In 1999 Thigpen was a co-founding partner of 1868 Public Affairs, where he consulted on matters including lobbying, strategic planning, public relations, and government relations services to clients in New Jersey, New York, and Washington, D.C.
In 2007 Thigpen was named vice president of state governmental affairs for PSE&G. There he is the chief state lobbyist and works with nonprofits and government to support community activities. He is also a political analyst for the New Jersey Network and an academic associate for PublicMind, Fairleigh Dickinson, Polling and Survey Research Institute.

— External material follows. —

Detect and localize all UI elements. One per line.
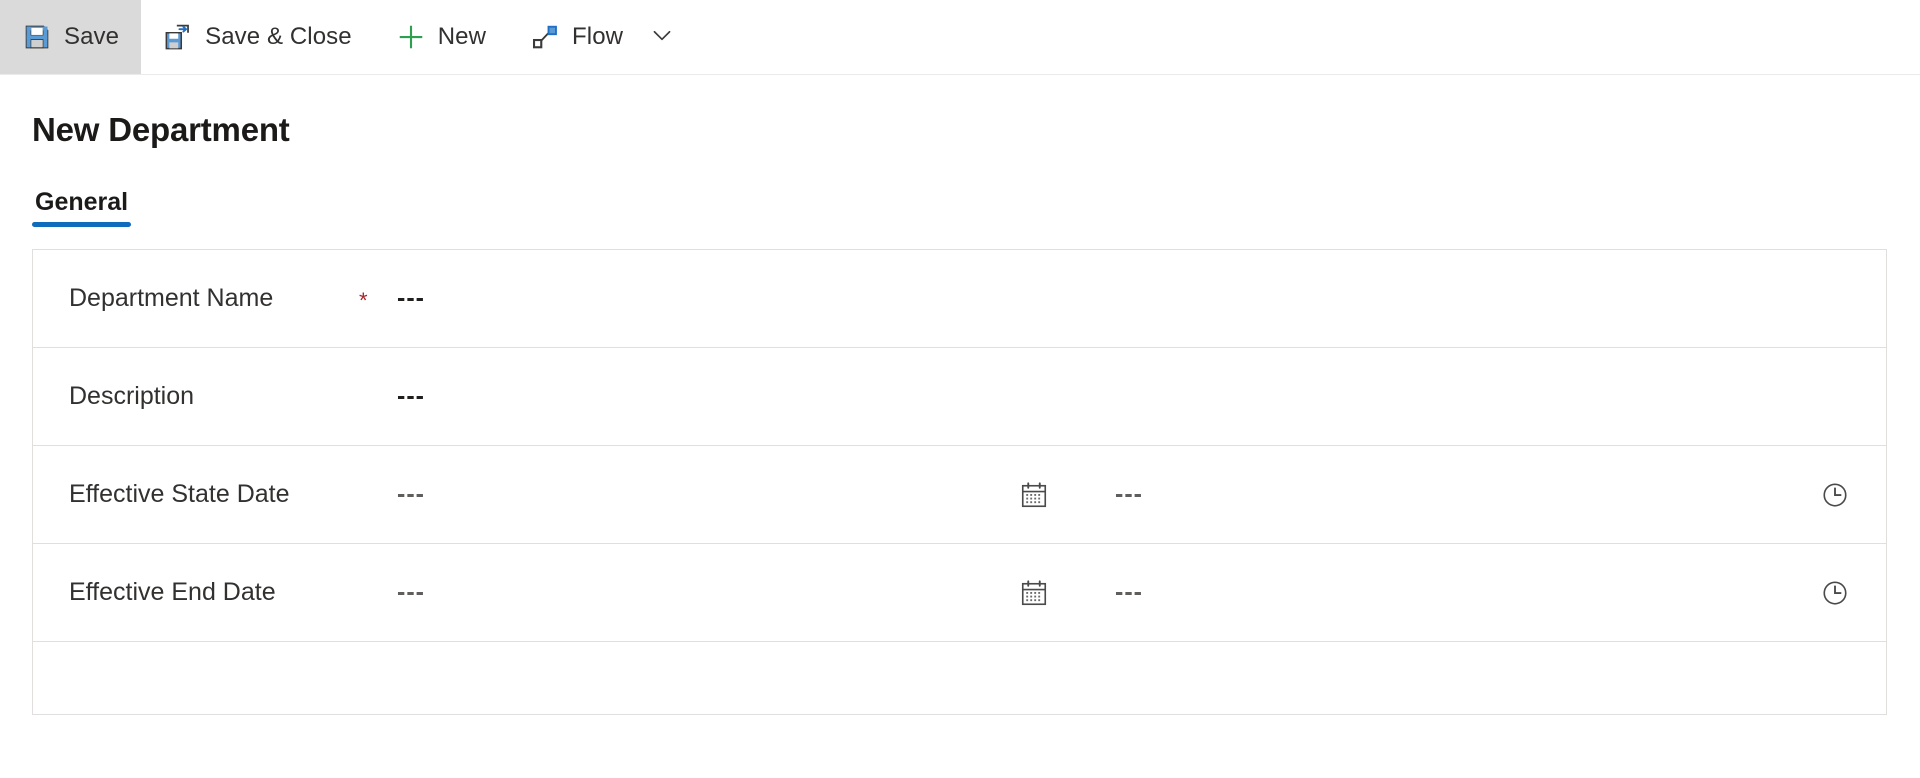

Although in the past the percentage of support for energy efficiency work had been low, says Thigpen, the amount of funding connected to energy issues has been steadily increasing. “We have to internalize the necessity of energy efficiency — how to save on individual bills and how collectively to control energy prices and how to protect our environment,” observes Thigpen
In the short term, the going will be tough as we try to balance how much people are willing to pay with the strong likelihood that demands on electricity will continue to increase. Computers, laptops, cell phones, and televisions all use electricity, and the newest high-definition televisions use five to six times the electricity of the older sets, says Thigpen.
“Most people are accumulating those items,” he says. “If we are lucky, we can slow the rise of energy consumption, if not turn it around.”
But Thigpen hopes we will develop effective solutions to manage our energy use. “Necessity is the mother of invention,” he says. “As time goes on, we are not going to have a choice.”